The problem needs a good solution and that as fast as possible. A fake can seldom be spotted just by looking at the product. There are many suggested ideas for how we can distinguish the bad apple. It seems to be hard to agree on a standard so it better to find a solution that fits your product category. If it is printed electronics, holographic prints, RFID technology, security ink, product numbering, watermarks or invisible printing. It’s not cheap but the alternative is worse.
You will have to add something to the packaging that is hard to copy to make it more difficult or even impossible to copy. Last week Diageo and Thin Film Electronics presented a “smart bottle” with a printed sensor tag.
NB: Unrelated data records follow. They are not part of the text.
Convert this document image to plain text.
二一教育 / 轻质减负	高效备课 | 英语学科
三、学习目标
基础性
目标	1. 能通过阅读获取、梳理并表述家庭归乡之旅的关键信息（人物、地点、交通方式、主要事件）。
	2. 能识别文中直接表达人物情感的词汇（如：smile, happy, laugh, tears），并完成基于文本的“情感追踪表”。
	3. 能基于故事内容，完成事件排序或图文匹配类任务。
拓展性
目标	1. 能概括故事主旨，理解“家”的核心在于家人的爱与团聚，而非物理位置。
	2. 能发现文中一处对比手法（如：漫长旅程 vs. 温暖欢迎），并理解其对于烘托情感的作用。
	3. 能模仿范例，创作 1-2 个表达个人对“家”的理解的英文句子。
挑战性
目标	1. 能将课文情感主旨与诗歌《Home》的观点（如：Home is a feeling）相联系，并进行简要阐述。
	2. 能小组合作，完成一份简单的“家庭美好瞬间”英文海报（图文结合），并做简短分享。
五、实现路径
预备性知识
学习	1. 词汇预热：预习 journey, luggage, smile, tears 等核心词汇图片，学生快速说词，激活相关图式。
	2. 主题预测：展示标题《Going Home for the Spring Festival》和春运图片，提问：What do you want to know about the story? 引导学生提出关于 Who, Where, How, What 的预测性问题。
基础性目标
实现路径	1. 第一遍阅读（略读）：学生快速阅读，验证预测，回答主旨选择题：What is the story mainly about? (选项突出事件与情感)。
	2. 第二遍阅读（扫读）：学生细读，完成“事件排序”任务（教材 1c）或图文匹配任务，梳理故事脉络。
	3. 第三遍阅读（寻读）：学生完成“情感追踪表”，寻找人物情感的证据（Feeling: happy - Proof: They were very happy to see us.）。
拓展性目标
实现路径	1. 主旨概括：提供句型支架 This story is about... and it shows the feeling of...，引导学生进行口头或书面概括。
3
The tag can be read using a smart phone and will convey any information the producer adds to the tag. The read tag will confirm the origin and of course give other interesting information to the consumer. Brilliant.
This is all new and the tag will be properly introduced next week at the electronics conference in Barcelona. This is good news as we need many solutions to this growing problem spreading across food categories. It doesn’t mean that I will stop supporting my local micro brewer but it will make life easier and safer for the consumers of the world. More ideas to make faking brands harder, please.
I am thinking of the idea of using legislation to control consumer packaging decoration. The power of packaging design has to be restrained to make a product less attractive and hold the consumers back. I am of course referring to tobacco and the ongoing discussions about neutralising the design of the entire category. This says a lot about the power of packaging and of and how graphical design communicates. Australia was first out and this is at present also discussed in Europe.
Tread carefully when making packaging design decisions. Nestlé is in court meeting a producer of coffee capsules made to work with Nespresso machines. The argument is about the design of the capsules and the functionality of the machines. Without going into details, it’s again about the inherent power of packaging to make or break. This time a little bit of diplomacy probably would have smoothed things a bit. Playing with packaging is playing with fire.
People apparently care and react to what they think is not quite right, also when it comes to packaging. Glad Wrap has been forced to rework their new packaging design after an uproar of public backlash from unhappy customers. Their mistake was to move the cutter from the base of the box to inside the lid. Shock horror. The consumers didn’t like the change and let Glad know, they got the message and changed things back to “normal”.
Packaging matters and design is over again proving to be a powerful tool.
There are loads of textbook examples describing successful brand extensions. I would say that the Virgin enterprises of today will serve as a good example of a successful branching out from the original Virgin branded vinyl recordings. Coca-Cola famously extended the brand to include also Diet Coke in 1982 and IKEA is also the number one Swedish exporter of food products.
Artist and designer Peddy Mergui takes the concept of brand extension further than this and to a new level. In an amazing, challenging and also made up series of cleverly designed packaging solutions for famous brands. Famous brands that today are active far away from the here suggested categories.
In a design museum in San Francisco the entire line of exciting andthought provoking packaging was displayed. Peddy gives us his view of what milk from Apple would look like, or a salami from Louis Vuitton and how yogurt from Tiffany could be packed. If you ever wondered what pickles by Gucci would look like, go to the exhibition web site.
A brand is expressed through its packaging and this artist will support us thinking out of the box and straight into the container.